L'agroécologie reconnaît l'interdépendance des systèmes vivants et honore les principes d'équilibre, de diversité, d'harmonie et de respect. Les articles passionnants sur l'agroécologie et la souveraineté alimentaire, sur les initiatives qui protègent la sécurité alimentaire des communautés (et des pays) tout en renforçant la résilience et la capacité d'adaptation, racontent l'espoir et les opportunités. Ils renversent le discours sur les PMA en mettant l'accent sur le potentiel de ces pays plutôt que sur leur vulnérabilité.
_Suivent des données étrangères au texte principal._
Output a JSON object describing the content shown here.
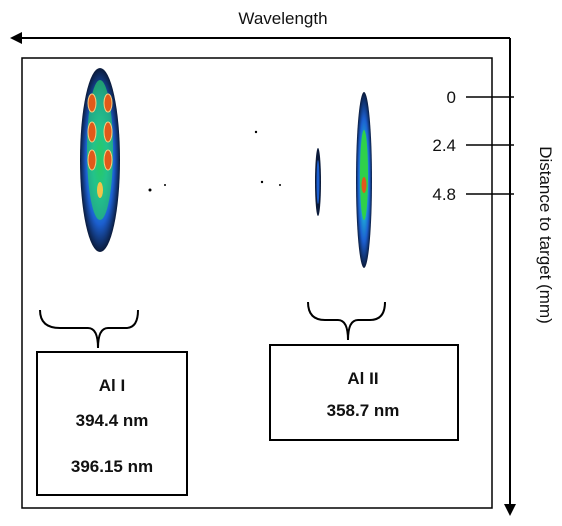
{
  "axes": {
    "x_label": "Wavelength",
    "y_label": "Distance to target (mm)",
    "y_ticks": [
      0,
      2.4,
      4.8
    ]
  },
  "boxes": [
    {
      "title": "Al I",
      "lines": [
        "394.4 nm",
        "396.15 nm"
      ]
    },
    {
      "title": "Al II",
      "lines": [
        "358.7 nm"
      ]
    }
  ]
}
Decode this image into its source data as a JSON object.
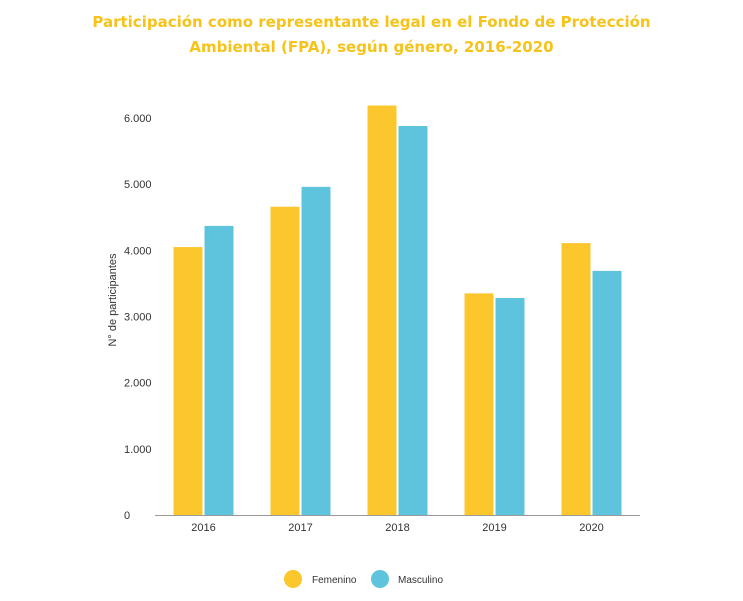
{
  "chart_data": {
    "type": "bar",
    "title_line1": "Participación como representante legal en el Fondo de Protección",
    "title_line2": "Ambiental (FPA), según género, 2016-2020",
    "xlabel": "",
    "ylabel": "N° de participantes",
    "categories": [
      "2016",
      "2017",
      "2018",
      "2019",
      "2020"
    ],
    "series": [
      {
        "name": "Femenino",
        "color": "#fcc72c",
        "values": [
          4050,
          4660,
          6190,
          3350,
          4110
        ]
      },
      {
        "name": "Masculino",
        "color": "#5ec4dd",
        "values": [
          4370,
          4960,
          5880,
          3280,
          3690
        ]
      }
    ],
    "ylim": [
      0,
      6500
    ],
    "yticks": [
      0,
      1000,
      2000,
      3000,
      4000,
      5000,
      6000
    ],
    "ytick_labels": [
      "0",
      "1.000",
      "2.000",
      "3.000",
      "4.000",
      "5.000",
      "6.000"
    ],
    "grid": false,
    "legend_position": "bottom-center"
  }
}
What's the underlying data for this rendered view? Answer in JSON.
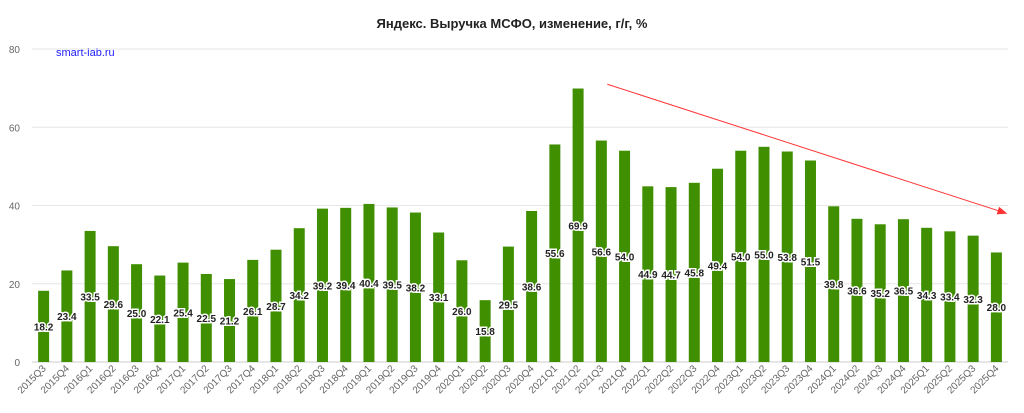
{
  "chart_data": {
    "type": "bar",
    "title": "Яндекс. Выручка МСФО, изменение, г/г, %",
    "watermark": "smart-lab.ru",
    "xlabel": "",
    "ylabel": "",
    "ylim": [
      0,
      80
    ],
    "yticks": [
      0,
      20,
      40,
      60,
      80
    ],
    "grid": true,
    "bar_color": "#3f8f00",
    "trend_color": "#ff3333",
    "trend_line": {
      "from": [
        "2021Q3",
        71
      ],
      "to": [
        "2025Q4",
        38
      ]
    },
    "categories": [
      "2015Q3",
      "2015Q4",
      "2016Q1",
      "2016Q2",
      "2016Q3",
      "2016Q4",
      "2017Q1",
      "2017Q2",
      "2017Q3",
      "2017Q4",
      "2018Q1",
      "2018Q2",
      "2018Q3",
      "2018Q4",
      "2019Q1",
      "2019Q2",
      "2019Q3",
      "2019Q4",
      "2020Q1",
      "2020Q2",
      "2020Q3",
      "2020Q4",
      "2021Q1",
      "2021Q2",
      "2021Q3",
      "2021Q4",
      "2022Q1",
      "2022Q2",
      "2022Q3",
      "2022Q4",
      "2023Q1",
      "2023Q2",
      "2023Q3",
      "2023Q4",
      "2024Q1",
      "2024Q2",
      "2024Q3",
      "2024Q4",
      "2025Q1",
      "2025Q2",
      "2025Q3",
      "2025Q4"
    ],
    "values": [
      18.2,
      23.4,
      33.5,
      29.6,
      25.0,
      22.1,
      25.4,
      22.5,
      21.2,
      26.1,
      28.7,
      34.2,
      39.2,
      39.4,
      40.4,
      39.5,
      38.2,
      33.1,
      26.0,
      15.8,
      29.5,
      38.6,
      55.6,
      69.9,
      56.6,
      54.0,
      44.9,
      44.7,
      45.8,
      49.4,
      54.0,
      55.0,
      53.8,
      51.5,
      39.8,
      36.6,
      35.2,
      36.5,
      34.3,
      33.4,
      32.3,
      28.0
    ]
  }
}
Pour que ces pays prospèrent, leurs gouvernements doivent réorienter leur espace politique. Plutôt que de tourner leurs ressources et leur production vers l’export dans le but de récolter des devises étrangères qui serviront à importer les produits alimentaires pour combler les besoins de base, il s’agit d’investir dans les systèmes agricoles nationaux. Ces investissements permettraient de préserver la fertilité de leurs terres, la biodiversité et leur potentiel de production alimentaire futur, tout en soutenant les moyens de subsistance et l'accès à la nourriture.
Cet équilibre établi, les pays pourront alors s'engager dans le commerce international sur un pied d'égalité, sans être paralysés par la dette extérieure et contraints de surexploiter leurs ressources naturelles pour acheter des céréales destinées à satisfaire leurs besoins de base et caloriques. Leurs économies, leurs écosystèmes et leurs populations en sortiront grandis.